#! https://zhuanlan.zhihu.com/p/517570917

8002:构建损失函数的程序语言

静态站:http://catsmile.info/8002-program-tools.html

目标

  • 梳理jax相关的扩展库

基于Python的框架

  • python

    • jax

      • flax

      • haiku

    • tensorflow

      • sonnet

    • pytorch

      • keras

TensorflowPyTorchJax
Developed byGoogleFacebookGoogle
FlexibleNoYesYes
Graph-CreationStatic/DynamicDynamicStatic
Target AudienceResearchers,
Developers
Researchers,
Developers
Researchers
Low/High-level APIHigh LevelBothBoth
Development StageMature( v2.4.1 )Mature( v1.8.0 )Developing( v0.1.55 )

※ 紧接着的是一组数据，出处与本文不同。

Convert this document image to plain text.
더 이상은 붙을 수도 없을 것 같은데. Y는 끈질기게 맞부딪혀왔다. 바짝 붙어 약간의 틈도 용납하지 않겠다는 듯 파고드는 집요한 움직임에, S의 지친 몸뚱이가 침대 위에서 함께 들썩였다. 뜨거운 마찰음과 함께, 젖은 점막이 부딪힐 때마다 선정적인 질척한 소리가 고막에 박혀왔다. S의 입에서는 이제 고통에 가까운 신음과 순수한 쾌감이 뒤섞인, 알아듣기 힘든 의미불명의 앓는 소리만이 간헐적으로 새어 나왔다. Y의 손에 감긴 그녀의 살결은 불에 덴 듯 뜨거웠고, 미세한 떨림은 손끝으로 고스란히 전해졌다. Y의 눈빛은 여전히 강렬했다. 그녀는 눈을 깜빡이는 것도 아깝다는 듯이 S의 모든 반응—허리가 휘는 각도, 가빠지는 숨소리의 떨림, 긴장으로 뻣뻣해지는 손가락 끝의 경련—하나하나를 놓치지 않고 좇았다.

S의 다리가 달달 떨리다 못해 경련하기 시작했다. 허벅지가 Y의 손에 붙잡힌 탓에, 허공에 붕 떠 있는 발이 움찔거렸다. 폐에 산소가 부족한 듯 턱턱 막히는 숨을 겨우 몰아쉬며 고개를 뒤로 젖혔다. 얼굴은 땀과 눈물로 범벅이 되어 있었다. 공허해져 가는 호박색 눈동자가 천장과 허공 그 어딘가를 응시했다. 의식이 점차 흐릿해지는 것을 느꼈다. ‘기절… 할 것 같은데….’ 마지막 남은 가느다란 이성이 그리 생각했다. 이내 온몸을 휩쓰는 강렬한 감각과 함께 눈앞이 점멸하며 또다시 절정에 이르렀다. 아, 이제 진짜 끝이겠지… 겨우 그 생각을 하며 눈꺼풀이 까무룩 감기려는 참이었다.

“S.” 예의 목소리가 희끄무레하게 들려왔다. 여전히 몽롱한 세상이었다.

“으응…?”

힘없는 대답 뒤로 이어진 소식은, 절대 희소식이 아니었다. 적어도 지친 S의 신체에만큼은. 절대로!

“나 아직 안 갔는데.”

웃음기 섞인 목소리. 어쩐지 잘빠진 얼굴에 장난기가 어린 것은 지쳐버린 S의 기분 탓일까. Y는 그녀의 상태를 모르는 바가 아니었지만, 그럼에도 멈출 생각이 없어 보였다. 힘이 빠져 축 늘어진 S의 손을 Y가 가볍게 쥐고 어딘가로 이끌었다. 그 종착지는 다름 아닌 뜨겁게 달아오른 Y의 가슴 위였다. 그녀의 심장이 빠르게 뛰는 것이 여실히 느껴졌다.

ref:https://www.askpython.com/python-modules/tensorflow-vs-pytorch-vs-jax

python-jax

python3.7 -m pip install install dm-haiku jax jaxlib keras tensorflow # tensorflow_datasets

评价: TBC

函数式编程,signature为王

py-jax-vae 137 lines https://github.com/google/jax/blob/main/examples/mnist_vae.py

py-jax-haiku

评价:更加面向函数,传承了jax设计精神.更加细致更接近底层

核心组件

haiku.transform(f, *, apply_rng=True) -> haiku.Transformed

def transform(f, *, apply_rng=True) -> Transformed:
  """Transforms a function using Haiku modules into a pair of pure functions.
  For a function ``out = f(*a, **k)`` this function returns a pair of two pure
  functions that call ``f(*a, **k)`` explicitly collecting and injecting
  parameter values::
      params = init(rng, *a, **k)
      out = apply(params, rng, *a, **k)
      """
class Transformed(NamedTuple):
  """Holds a pair of pure functions.
  Attributes:
    init: A pure function: ``params = init(rng, *a, **k)``
    apply: A pure function: ``out = apply(params, rng, *a, **k)``
  """

  # Args: [Optional[PRNGKey], ...]
  init: Callable[..., hk.Params]

  # Args: [Params, Optional[PRNGKey], ...]
  apply: Callable[..., Any]

由于jax函数完全由子函数描述,因此jax的模板模块应当仅仅规定子函数的形式,而不需要规定包括device等元属性.

例子

https://github.com/deepmind/dm-haiku#quickstart

参数初始化model.init

import os,shutil,sys
import haiku as hk
import jax.numpy as jnp
import jax
# import tensorflow_datasets as tfds
import numpy as np
from pprint import pprint

def load_dataset(
    split: str,
    is_training: bool,
    batch_size: int,
):
  PKL = __file__+'.npy'
  if not os.path.exists(PKL):
      from keras.datasets import mnist
      v = mnist.load_data()
      np.save(PKL+'.temp.npy',v)
      shutil.move(PKL+'.temp.npy',PKL)
  else:
      v = np.load(PKL,allow_pickle=True)

  (x_train, y_train), (x_test, y_test) = v
  x   = x_train
  y   = y_train
  x   = x.reshape((-1,28**2))
  y   = y[:,None]
  if is_training:
      idx = np.random.permutation(range(len(x)))
      x   = x[idx]
      y   = y[idx]
  x   = jnp.array(x,dtype='float')
  y   = jnp.array(y,dtype='int8')

  def giter(it=(x,y),batch_size=batch_size):
      x,y = it
      L = len(x)
      i=-1
      while True:
          i+=1
          i = i %(L//batch_size)
          idx = slice(i*batch_size,(i+1)*batch_size)
          tup = x[idx],y[idx]
          yield tup
  return giter()


def softmax_cross_entropy(logits, labels):
  one_hot = jax.nn.one_hot(labels, logits.shape[-1])
  return -jnp.sum(jax.nn.log_softmax(logits) * one_hot, axis=-1)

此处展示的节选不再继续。